Of course trying to punish individuals before they actually commit a crime is tricky business. Thankfully we are not living in the sci-fi dystopia of Steven Spielberg’s film Minority Report. The 2002 film portrayed a United States in 2054 where “precrime police” in D.C. worked with preventive government to protect citizens. They stopped murders before they happened with the help of “precogs” and computers.

As long as the “precrime” system was 100 percent correct, the public supported it and there seemed to be no more murders. When the fictional system in Minority Report was found to be flawed, it collapsed. Using the name “Minority Report” is simply a reminder that perfection is elusive.

If predictive technology is deemed accurate, then most people would likely support employing it to prevent crime. The issue then becomes the degree of accuracy of the prediction.

The Department of Homeland Security developed Future Attribute Screening Technology (FAST) and tested it publically in 2011. FAST uses sensors and video and audio recordings to assess the probability that an individual—not yet suspected of any crime—will commit a crime in the future.

These sensors and recordings evaluate an individual’s psychophysiological signals to determine malintent. This behavioral biometric data includes cardiovascular signals, pheromones, skin conductivity, eyeblink rate, and respiratory patterns.

The details of the field test have not been disclosed, but a 2011 Privacy Impact Assessment discussed limited operational tests where volunteers would undergo screenings (image alone, questions alone, or images and questions combined). While the DHS did not reveal the results of the public test, it has reported a success rate of 70 percent in its lab tests.

Although the Snowden disclosures did not focus on any specific predictive preventive programs, another NSA employee revealed the NSA program AQUAINT (Advanced Question Answering for Intelligence) in 2009. This system uses data shared on the Internet (and likely already collected by the NSA) to answer predictive questions about future events.

In addition, the Center for Advanced Study of Language (CASL) has initiated a program that seeks to determine whether a person is lying by studying his behavior and listening to him speak .CASL is a national security research lab accessible to the NSA.

We are now aware that bulk data collection was used to construct search warrants.

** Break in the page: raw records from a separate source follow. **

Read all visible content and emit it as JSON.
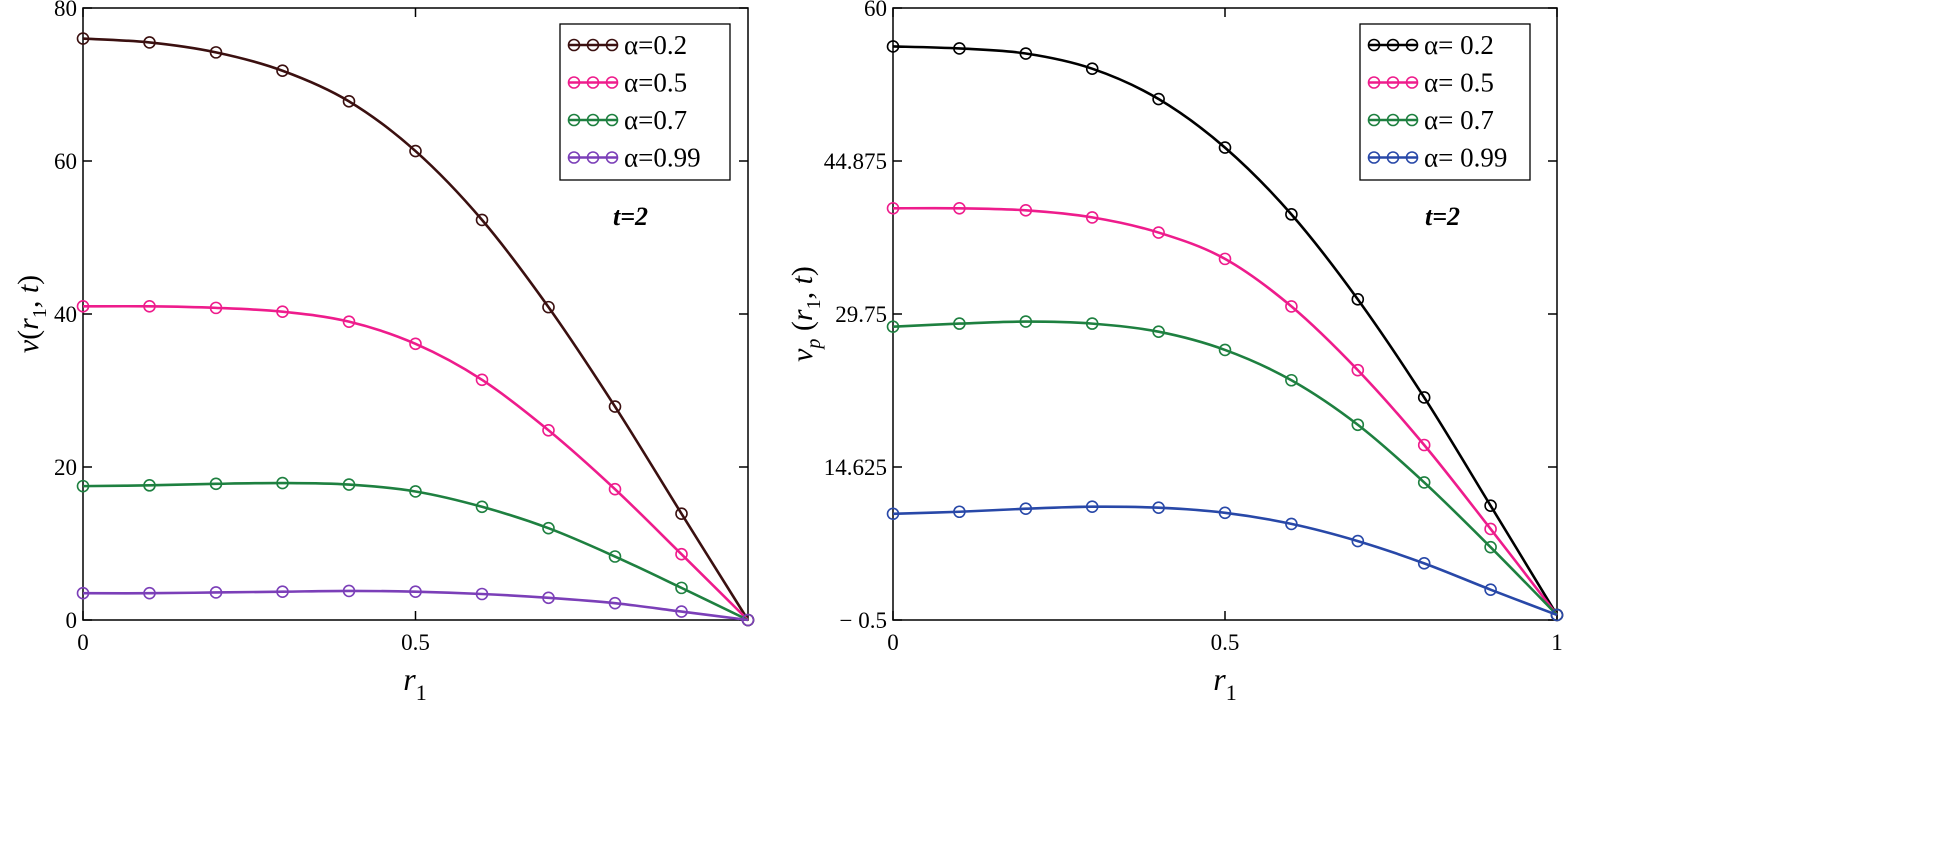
{
  "chart_data": [
    {
      "type": "line",
      "ylabel_main": "v",
      "ylabel_sub": "",
      "ylabel_args": "r",
      "ylabel_args_sub": "1",
      "ylabel_args_tail": ", t",
      "xlabel_main": "r",
      "xlabel_sub": "1",
      "annotation": "t=2",
      "xlim": [
        0,
        1
      ],
      "ylim": [
        0,
        80
      ],
      "x_ticks": [
        "0",
        "0.5"
      ],
      "x_tick_values": [
        0,
        0.5
      ],
      "y_ticks": [
        "0",
        "20",
        "40",
        "60",
        "80"
      ],
      "y_tick_values": [
        0,
        20,
        40,
        60,
        80
      ],
      "legend_position": "top-right",
      "x": [
        0,
        0.1,
        0.2,
        0.3,
        0.4,
        0.5,
        0.6,
        0.7,
        0.8,
        0.9,
        1.0
      ],
      "series": [
        {
          "name": "α=0.2",
          "color": "#3b1010",
          "values": [
            76,
            75.5,
            74.2,
            71.8,
            67.8,
            61.3,
            52.3,
            40.9,
            27.9,
            13.9,
            0
          ]
        },
        {
          "name": "α=0.5",
          "color": "#ee1c8c",
          "values": [
            41,
            41,
            40.8,
            40.3,
            39,
            36.1,
            31.4,
            24.8,
            17.1,
            8.6,
            0
          ]
        },
        {
          "name": "α=0.7",
          "color": "#1e8040",
          "values": [
            17.5,
            17.6,
            17.8,
            17.9,
            17.7,
            16.8,
            14.8,
            12,
            8.3,
            4.2,
            0
          ]
        },
        {
          "name": "α=0.99",
          "color": "#7b3fb8",
          "values": [
            3.5,
            3.5,
            3.6,
            3.7,
            3.8,
            3.7,
            3.4,
            2.9,
            2.2,
            1.1,
            0
          ]
        }
      ]
    },
    {
      "type": "line",
      "ylabel_main": "v",
      "ylabel_sub": "p",
      "ylabel_args": "r",
      "ylabel_args_sub": "1",
      "ylabel_args_tail": ", t",
      "xlabel_main": "r",
      "xlabel_sub": "1",
      "annotation": "t=2",
      "xlim": [
        0,
        1
      ],
      "ylim": [
        -0.5,
        60
      ],
      "x_ticks": [
        "0",
        "0.5",
        "1"
      ],
      "x_tick_values": [
        0,
        0.5,
        1
      ],
      "y_ticks": [
        "− 0.5",
        "14.625",
        "29.75",
        "44.875",
        "60"
      ],
      "y_tick_values": [
        -0.5,
        14.625,
        29.75,
        44.875,
        60
      ],
      "legend_position": "top-right",
      "x": [
        0,
        0.1,
        0.2,
        0.3,
        0.4,
        0.5,
        0.6,
        0.7,
        0.8,
        0.9,
        1.0
      ],
      "series": [
        {
          "name": "α= 0.2",
          "color": "#000000",
          "values": [
            56.2,
            56,
            55.5,
            54,
            51,
            46.2,
            39.6,
            31.2,
            21.5,
            10.8,
            0
          ]
        },
        {
          "name": "α= 0.5",
          "color": "#ee1c8c",
          "values": [
            40.2,
            40.2,
            40,
            39.3,
            37.8,
            35.2,
            30.5,
            24.2,
            16.8,
            8.5,
            0
          ]
        },
        {
          "name": "α= 0.7",
          "color": "#1e8040",
          "values": [
            28.5,
            28.8,
            29,
            28.8,
            28,
            26.2,
            23.2,
            18.8,
            13.1,
            6.7,
            0
          ]
        },
        {
          "name": "α= 0.99",
          "color": "#2848a8",
          "values": [
            10,
            10.2,
            10.5,
            10.7,
            10.6,
            10.1,
            9,
            7.3,
            5.1,
            2.5,
            0
          ]
        }
      ]
    }
  ]
}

The existence of so much data coupled with enhanced predictive coding could move that search warrant up to an arrest warrant.

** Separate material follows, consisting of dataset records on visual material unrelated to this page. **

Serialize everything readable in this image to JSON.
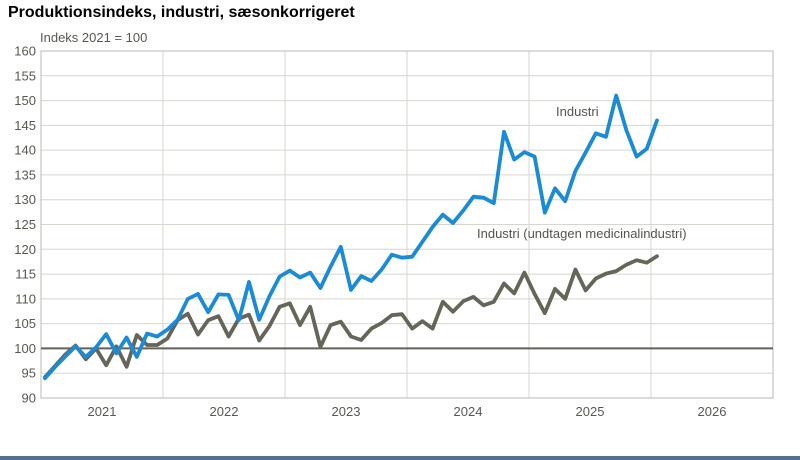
{
  "header": {
    "title": "Produktionsindeks, industri, sæsonkorrigeret",
    "subtitle": "Indeks 2021 = 100"
  },
  "chart_data": {
    "type": "line",
    "title": "Produktionsindeks, industri, sæsonkorrigeret",
    "unit_note": "Indeks 2021 = 100",
    "grid": true,
    "legend": "inline-labels",
    "y_axis": {
      "min": 90,
      "max": 160,
      "tick_step": 5
    },
    "x_axis": {
      "year_labels": [
        "2021",
        "2022",
        "2023",
        "2024",
        "2025",
        "2026"
      ],
      "start_month": "2021-01",
      "frequency": "monthly"
    },
    "baseline": {
      "value": 100,
      "color": "#63625a"
    },
    "colors": {
      "gridline": "#d7d6cf",
      "frame": "#b9b8b1",
      "tick_text": "#595850"
    },
    "series": [
      {
        "name": "Industri",
        "color": "#1a8bd4",
        "values": [
          94.0,
          96.3,
          98.4,
          100.4,
          98.3,
          100.2,
          102.9,
          99.0,
          102.2,
          98.3,
          103.0,
          102.4,
          103.8,
          105.8,
          110.0,
          111.0,
          107.3,
          110.9,
          110.8,
          105.7,
          113.4,
          105.8,
          110.5,
          114.5,
          115.7,
          114.3,
          115.3,
          112.2,
          116.5,
          120.5,
          111.8,
          114.6,
          113.6,
          115.9,
          118.9,
          118.3,
          118.5,
          121.5,
          124.5,
          127.0,
          125.3,
          127.8,
          130.6,
          130.4,
          129.3,
          143.7,
          138.1,
          139.6,
          138.7,
          127.4,
          132.3,
          129.7,
          135.8,
          139.5,
          143.4,
          142.7,
          151.0,
          144.0,
          138.7,
          140.3,
          146.0
        ]
      },
      {
        "name": "Industri (undtagen medicinalindustri)",
        "color": "#66655a",
        "values": [
          94.2,
          96.5,
          98.8,
          100.6,
          97.8,
          100.0,
          96.6,
          100.4,
          96.3,
          102.7,
          100.7,
          100.7,
          102.0,
          105.7,
          107.0,
          102.8,
          105.7,
          106.5,
          102.4,
          106.0,
          106.8,
          101.6,
          104.5,
          108.4,
          109.1,
          104.7,
          108.4,
          100.3,
          104.7,
          105.4,
          102.4,
          101.7,
          104.0,
          105.1,
          106.7,
          106.9,
          104.0,
          105.5,
          104.0,
          109.4,
          107.4,
          109.5,
          110.4,
          108.7,
          109.4,
          113.1,
          111.1,
          115.3,
          111.0,
          107.1,
          112.0,
          110.0,
          115.9,
          111.7,
          114.1,
          115.1,
          115.6,
          116.9,
          117.8,
          117.3,
          118.6
        ]
      }
    ]
  },
  "footer": {
    "bar_color": "#54718e"
  }
}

In a pre-crime analysis, if surveillance of a suspected terrorist operative indicated that he had trained for bomb making, acquired bomb materials, was diagnosed as psychotic, had threatened to bomb a stadium, and had two tickets to a football game for the next day, he would likely be detained.

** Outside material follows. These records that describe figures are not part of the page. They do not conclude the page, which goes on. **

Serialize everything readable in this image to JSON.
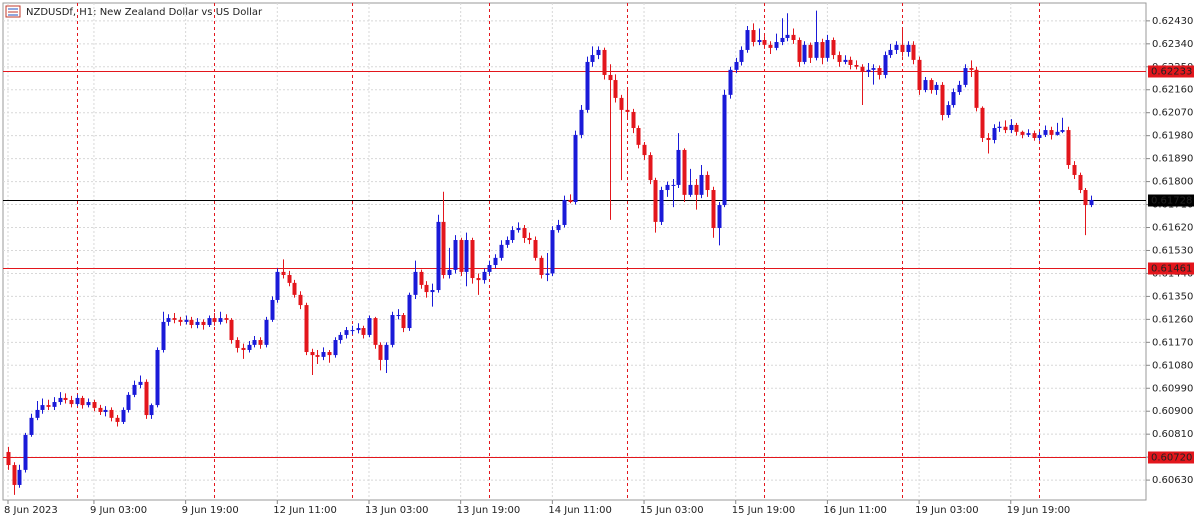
{
  "chart_data": {
    "type": "candlestick",
    "title": "NZDUSDf, H1:  New Zealand Dollar vs US Dollar",
    "up_color": "#1a1ad8",
    "down_color": "#e3161c",
    "grid": true,
    "period_separators": true,
    "xlim": [
      -0.87,
      198.6
    ],
    "ylim": [
      0.60552,
      0.625
    ],
    "xticks": [
      {
        "value": 0,
        "label": "8 Jun 2023"
      },
      {
        "value": 15,
        "label": "9 Jun 03:00"
      },
      {
        "value": 31,
        "label": "9 Jun 19:00"
      },
      {
        "value": 47,
        "label": "12 Jun 11:00"
      },
      {
        "value": 63,
        "label": "13 Jun 03:00"
      },
      {
        "value": 79,
        "label": "13 Jun 19:00"
      },
      {
        "value": 95,
        "label": "14 Jun 11:00"
      },
      {
        "value": 111,
        "label": "15 Jun 03:00"
      },
      {
        "value": 127,
        "label": "15 Jun 19:00"
      },
      {
        "value": 143,
        "label": "16 Jun 11:00"
      },
      {
        "value": 159,
        "label": "19 Jun 03:00"
      },
      {
        "value": 175,
        "label": "19 Jun 19:00"
      }
    ],
    "yticks": [
      {
        "value": 0.6243,
        "label": "0.62430"
      },
      {
        "value": 0.6234,
        "label": "0.62340"
      },
      {
        "value": 0.6225,
        "label": "0.62250"
      },
      {
        "value": 0.6216,
        "label": "0.62160"
      },
      {
        "value": 0.6207,
        "label": "0.62070"
      },
      {
        "value": 0.6198,
        "label": "0.61980"
      },
      {
        "value": 0.6189,
        "label": "0.61890"
      },
      {
        "value": 0.618,
        "label": "0.61800"
      },
      {
        "value": 0.6171,
        "label": "0.61710"
      },
      {
        "value": 0.6162,
        "label": "0.61620"
      },
      {
        "value": 0.6153,
        "label": "0.61530"
      },
      {
        "value": 0.6144,
        "label": "0.61440"
      },
      {
        "value": 0.6135,
        "label": "0.61350"
      },
      {
        "value": 0.6126,
        "label": "0.61260"
      },
      {
        "value": 0.6117,
        "label": "0.61170"
      },
      {
        "value": 0.6108,
        "label": "0.61080"
      },
      {
        "value": 0.6099,
        "label": "0.60990"
      },
      {
        "value": 0.609,
        "label": "0.60900"
      },
      {
        "value": 0.6081,
        "label": "0.60810"
      },
      {
        "value": 0.6072,
        "label": "0.60720"
      },
      {
        "value": 0.6063,
        "label": "0.60630"
      }
    ],
    "hlines": [
      0.62233,
      0.61461,
      {
        "value": 0.6072,
        "label": "0.60720"
      }
    ],
    "hline_color": "#e3161c",
    "last_price": 0.61728,
    "last_price_color": "#000000",
    "open": [
      0.6074,
      0.60689,
      0.60611,
      0.6067,
      0.60807,
      0.60874,
      0.60905,
      0.60924,
      0.60917,
      0.60936,
      0.60952,
      0.60944,
      0.60928,
      0.60952,
      0.60924,
      0.60936,
      0.60913,
      0.60897,
      0.60905,
      0.60874,
      0.60858,
      0.60905,
      0.60964,
      0.61003,
      0.61015,
      0.60885,
      0.60924,
      0.6114,
      0.6125,
      0.61265,
      0.61258,
      0.6125,
      0.61258,
      0.61238,
      0.6125,
      0.61238,
      0.61265,
      0.6125,
      0.61265,
      0.61258,
      0.61179,
      0.61148,
      0.6114,
      0.6116,
      0.61179,
      0.6116,
      0.61258,
      0.61336,
      0.61446,
      0.61434,
      0.61403,
      0.61356,
      0.61316,
      0.61132,
      0.6112,
      0.61113,
      0.61132,
      0.6112,
      0.61179,
      0.61199,
      0.61218,
      0.61218,
      0.61226,
      0.61199,
      0.61265,
      0.6116,
      0.61101,
      0.6116,
      0.61277,
      0.61277,
      0.61226,
      0.61356,
      0.61446,
      0.61395,
      0.61367,
      0.61375,
      0.61642,
      0.61434,
      0.61454,
      0.61571,
      0.61446,
      0.61571,
      0.61422,
      0.61414,
      0.61446,
      0.61473,
      0.61501,
      0.61552,
      0.61571,
      0.6161,
      0.61618,
      0.61579,
      0.61571,
      0.61501,
      0.61434,
      0.6144,
      0.6161,
      0.6163,
      0.61728,
      0.6172,
      0.61983,
      0.62081,
      0.62269,
      0.62296,
      0.62316,
      0.62218,
      0.62198,
      0.62128,
      0.62081,
      0.62073,
      0.6201,
      0.61944,
      0.61904,
      0.61806,
      0.61642,
      0.61767,
      0.61787,
      0.61787,
      0.61924,
      0.61748,
      0.61787,
      0.61748,
      0.61826,
      0.61767,
      0.61618,
      0.61708,
      0.6214,
      0.62238,
      0.62269,
      0.62316,
      0.62394,
      0.62347,
      0.62355,
      0.62336,
      0.62324,
      0.62347,
      0.62363,
      0.62375,
      0.62355,
      0.62269,
      0.62336,
      0.62285,
      0.62347,
      0.62285,
      0.62355,
      0.62296,
      0.62269,
      0.62277,
      0.62257,
      0.6225,
      0.6223,
      0.62238,
      0.62245,
      0.62218,
      0.62296,
      0.62316,
      0.62336,
      0.62308,
      0.62336,
      0.62277,
      0.62159,
      0.62198,
      0.62159,
      0.62179,
      0.62061,
      0.621,
      0.62151,
      0.62179,
      0.62245,
      0.62238,
      0.62089,
      0.61971,
      0.61963,
      0.6201,
      0.62015,
      0.62002,
      0.62022,
      0.61995,
      0.61983,
      0.6199,
      0.61971,
      0.61983,
      0.62002,
      0.61983,
      0.61995,
      0.62002,
      0.61865,
      0.61826,
      0.61767,
      0.61708
    ],
    "high": [
      0.6076,
      0.607,
      0.6069,
      0.60815,
      0.6089,
      0.6094,
      0.6095,
      0.60945,
      0.60955,
      0.60975,
      0.6097,
      0.6096,
      0.60965,
      0.6096,
      0.6095,
      0.60945,
      0.60925,
      0.6092,
      0.60915,
      0.60885,
      0.60915,
      0.60975,
      0.6102,
      0.6104,
      0.61025,
      0.6093,
      0.6115,
      0.6129,
      0.6128,
      0.61285,
      0.6127,
      0.61275,
      0.6127,
      0.61265,
      0.6126,
      0.61275,
      0.61285,
      0.6129,
      0.6128,
      0.61265,
      0.6119,
      0.61165,
      0.61175,
      0.61195,
      0.6119,
      0.6127,
      0.6135,
      0.6146,
      0.61495,
      0.6145,
      0.61415,
      0.6137,
      0.61325,
      0.61145,
      0.6114,
      0.6115,
      0.6114,
      0.6119,
      0.6121,
      0.6123,
      0.61235,
      0.61245,
      0.61235,
      0.61275,
      0.6127,
      0.6117,
      0.6117,
      0.6129,
      0.613,
      0.61285,
      0.61365,
      0.6149,
      0.61455,
      0.6141,
      0.614,
      0.6167,
      0.6176,
      0.6154,
      0.6159,
      0.6158,
      0.616,
      0.6158,
      0.6144,
      0.6146,
      0.6149,
      0.61515,
      0.6157,
      0.61585,
      0.61625,
      0.6164,
      0.6163,
      0.616,
      0.61585,
      0.6151,
      0.6152,
      0.61625,
      0.6165,
      0.61745,
      0.6175,
      0.62,
      0.621,
      0.6229,
      0.6233,
      0.6233,
      0.62325,
      0.6226,
      0.6222,
      0.6214,
      0.6216,
      0.62085,
      0.6202,
      0.61955,
      0.61915,
      0.61815,
      0.6178,
      0.618,
      0.6181,
      0.6199,
      0.6193,
      0.6185,
      0.6181,
      0.61865,
      0.6184,
      0.6178,
      0.6172,
      0.6216,
      0.6225,
      0.62285,
      0.6233,
      0.6241,
      0.6242,
      0.624,
      0.6237,
      0.6235,
      0.6238,
      0.6244,
      0.6246,
      0.624,
      0.62365,
      0.6235,
      0.62345,
      0.6247,
      0.6236,
      0.62375,
      0.62365,
      0.6231,
      0.62295,
      0.6229,
      0.62275,
      0.6226,
      0.62265,
      0.6226,
      0.62255,
      0.6231,
      0.6234,
      0.6235,
      0.624,
      0.6235,
      0.6235,
      0.6229,
      0.6221,
      0.62205,
      0.6219,
      0.6219,
      0.62115,
      0.62165,
      0.62195,
      0.6226,
      0.62275,
      0.6225,
      0.62095,
      0.6199,
      0.62025,
      0.62035,
      0.6204,
      0.62045,
      0.6203,
      0.62,
      0.62005,
      0.62,
      0.61995,
      0.6202,
      0.62015,
      0.6203,
      0.6205,
      0.62015,
      0.6188,
      0.61835,
      0.61775,
      0.61745
    ],
    "low": [
      0.6067,
      0.60572,
      0.606,
      0.6066,
      0.608,
      0.60865,
      0.6089,
      0.60905,
      0.60905,
      0.60925,
      0.6093,
      0.60915,
      0.6092,
      0.6091,
      0.60915,
      0.609,
      0.60885,
      0.6088,
      0.6086,
      0.6084,
      0.6085,
      0.60895,
      0.60955,
      0.6099,
      0.6087,
      0.6087,
      0.60915,
      0.6113,
      0.61235,
      0.61245,
      0.61235,
      0.6124,
      0.61225,
      0.61225,
      0.6122,
      0.6123,
      0.61235,
      0.6124,
      0.61245,
      0.61165,
      0.6113,
      0.61105,
      0.6113,
      0.6115,
      0.61145,
      0.6115,
      0.6125,
      0.61325,
      0.6142,
      0.6139,
      0.61345,
      0.613,
      0.6112,
      0.61042,
      0.61085,
      0.611,
      0.6109,
      0.6111,
      0.61165,
      0.61185,
      0.612,
      0.61205,
      0.61185,
      0.6119,
      0.61145,
      0.6106,
      0.6105,
      0.6115,
      0.6126,
      0.6121,
      0.61215,
      0.6134,
      0.6138,
      0.61345,
      0.6131,
      0.61365,
      0.6142,
      0.6142,
      0.6144,
      0.6143,
      0.6139,
      0.614,
      0.61356,
      0.614,
      0.61435,
      0.6146,
      0.6149,
      0.6154,
      0.6156,
      0.616,
      0.6156,
      0.61555,
      0.6149,
      0.6142,
      0.6141,
      0.6143,
      0.616,
      0.6162,
      0.61715,
      0.6171,
      0.6197,
      0.6207,
      0.6225,
      0.6228,
      0.622,
      0.6165,
      0.6211,
      0.61806,
      0.6205,
      0.6199,
      0.6193,
      0.61885,
      0.6179,
      0.616,
      0.6163,
      0.6174,
      0.617,
      0.61775,
      0.6172,
      0.6174,
      0.6169,
      0.61735,
      0.6174,
      0.6158,
      0.6155,
      0.617,
      0.62125,
      0.62225,
      0.62255,
      0.62305,
      0.6233,
      0.62335,
      0.6232,
      0.623,
      0.62315,
      0.62335,
      0.6235,
      0.6234,
      0.6225,
      0.6226,
      0.62265,
      0.62275,
      0.6226,
      0.6227,
      0.6228,
      0.6225,
      0.6226,
      0.6224,
      0.6224,
      0.621,
      0.6221,
      0.6218,
      0.622,
      0.62205,
      0.62285,
      0.623,
      0.6229,
      0.6229,
      0.6226,
      0.6214,
      0.6215,
      0.62145,
      0.6214,
      0.6204,
      0.6205,
      0.6209,
      0.6214,
      0.6217,
      0.6221,
      0.62075,
      0.61955,
      0.6191,
      0.6195,
      0.61995,
      0.6199,
      0.6199,
      0.6198,
      0.6197,
      0.61975,
      0.6196,
      0.6196,
      0.61975,
      0.61965,
      0.6198,
      0.6199,
      0.6185,
      0.6181,
      0.61755,
      0.6159,
      0.617
    ],
    "close": [
      0.60689,
      0.60611,
      0.6067,
      0.60807,
      0.60874,
      0.60905,
      0.60924,
      0.60917,
      0.60936,
      0.60952,
      0.60944,
      0.60928,
      0.60952,
      0.60924,
      0.60936,
      0.60913,
      0.60897,
      0.60905,
      0.60874,
      0.60858,
      0.60905,
      0.60964,
      0.61003,
      0.61015,
      0.60885,
      0.60924,
      0.6114,
      0.6125,
      0.61265,
      0.61258,
      0.6125,
      0.61258,
      0.61238,
      0.6125,
      0.61238,
      0.61265,
      0.6125,
      0.61265,
      0.61258,
      0.61179,
      0.61148,
      0.6114,
      0.6116,
      0.61179,
      0.6116,
      0.61258,
      0.61336,
      0.61446,
      0.61434,
      0.61403,
      0.61356,
      0.61316,
      0.61132,
      0.6112,
      0.61113,
      0.61132,
      0.6112,
      0.61179,
      0.61199,
      0.61218,
      0.61218,
      0.61226,
      0.61199,
      0.61265,
      0.6116,
      0.61101,
      0.6116,
      0.61277,
      0.61277,
      0.61226,
      0.61356,
      0.61446,
      0.61395,
      0.61367,
      0.61375,
      0.61642,
      0.61434,
      0.61454,
      0.61571,
      0.61446,
      0.61571,
      0.61422,
      0.61414,
      0.61446,
      0.61473,
      0.61501,
      0.61552,
      0.61571,
      0.6161,
      0.61618,
      0.61579,
      0.61571,
      0.61501,
      0.61434,
      0.6144,
      0.6161,
      0.6163,
      0.61728,
      0.6172,
      0.61983,
      0.62081,
      0.62269,
      0.62296,
      0.62316,
      0.62218,
      0.62198,
      0.62128,
      0.62081,
      0.62073,
      0.6201,
      0.61944,
      0.61904,
      0.61806,
      0.61642,
      0.61767,
      0.61787,
      0.61787,
      0.61924,
      0.61748,
      0.61787,
      0.61748,
      0.61826,
      0.61767,
      0.61618,
      0.61708,
      0.6214,
      0.62238,
      0.62269,
      0.62316,
      0.62394,
      0.62347,
      0.62355,
      0.62336,
      0.62324,
      0.62347,
      0.62363,
      0.62375,
      0.62355,
      0.62269,
      0.62336,
      0.62285,
      0.62347,
      0.62285,
      0.62355,
      0.62296,
      0.62269,
      0.62277,
      0.62257,
      0.6225,
      0.6223,
      0.62238,
      0.62245,
      0.62218,
      0.62296,
      0.62316,
      0.62336,
      0.62308,
      0.62336,
      0.62277,
      0.62159,
      0.62198,
      0.62159,
      0.62179,
      0.62061,
      0.621,
      0.62151,
      0.62179,
      0.62245,
      0.62238,
      0.62089,
      0.61971,
      0.61963,
      0.6201,
      0.62015,
      0.62002,
      0.62022,
      0.61995,
      0.61983,
      0.6199,
      0.61971,
      0.61983,
      0.62002,
      0.61983,
      0.61995,
      0.62002,
      0.61865,
      0.61826,
      0.61767,
      0.61708,
      0.61728
    ]
  }
}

By the time of the Boston Marathon bombing, that city had a comprehensive CCTV network with some 500 cameras mounted throughout the city. Omnipresent surveillance did not deter Dzhokhar and Tamerlan Tsarnaev from detonating their homemade bombs near the finish line. In the hours following the bombing, local, state, and national intelligence and security officials combed through hundreds of hours of footage captured by CCTV cameras near the bombing site.

This terrorist attack was the first committed in a place with comprehensive surveillance and with the tools to search suspects’ Facebook pages, Twitter feeds, geolocation posts, and blog posts. In addition, thousands of Bostonians and others across the world viewed images and contributed resources through crowdsourcing. Yet the first suspects identified were the wrong people.

A combination of media, technology, and the crowdsourcing element contributed to the wrongful identification of these individuals as the perpetrators; then it published their pictures. Ultimately the terrorists were found and identified.

The Snowden disclosures have opened the programs described above to serious scrutiny. Some of the programs are apparent intrusions and motivate us to analyze rational approaches to reforms that protect privacy and national security. They also challenge us to consider the overzealous extension of modern technology, and whether it might deeply harm our personal freedoms.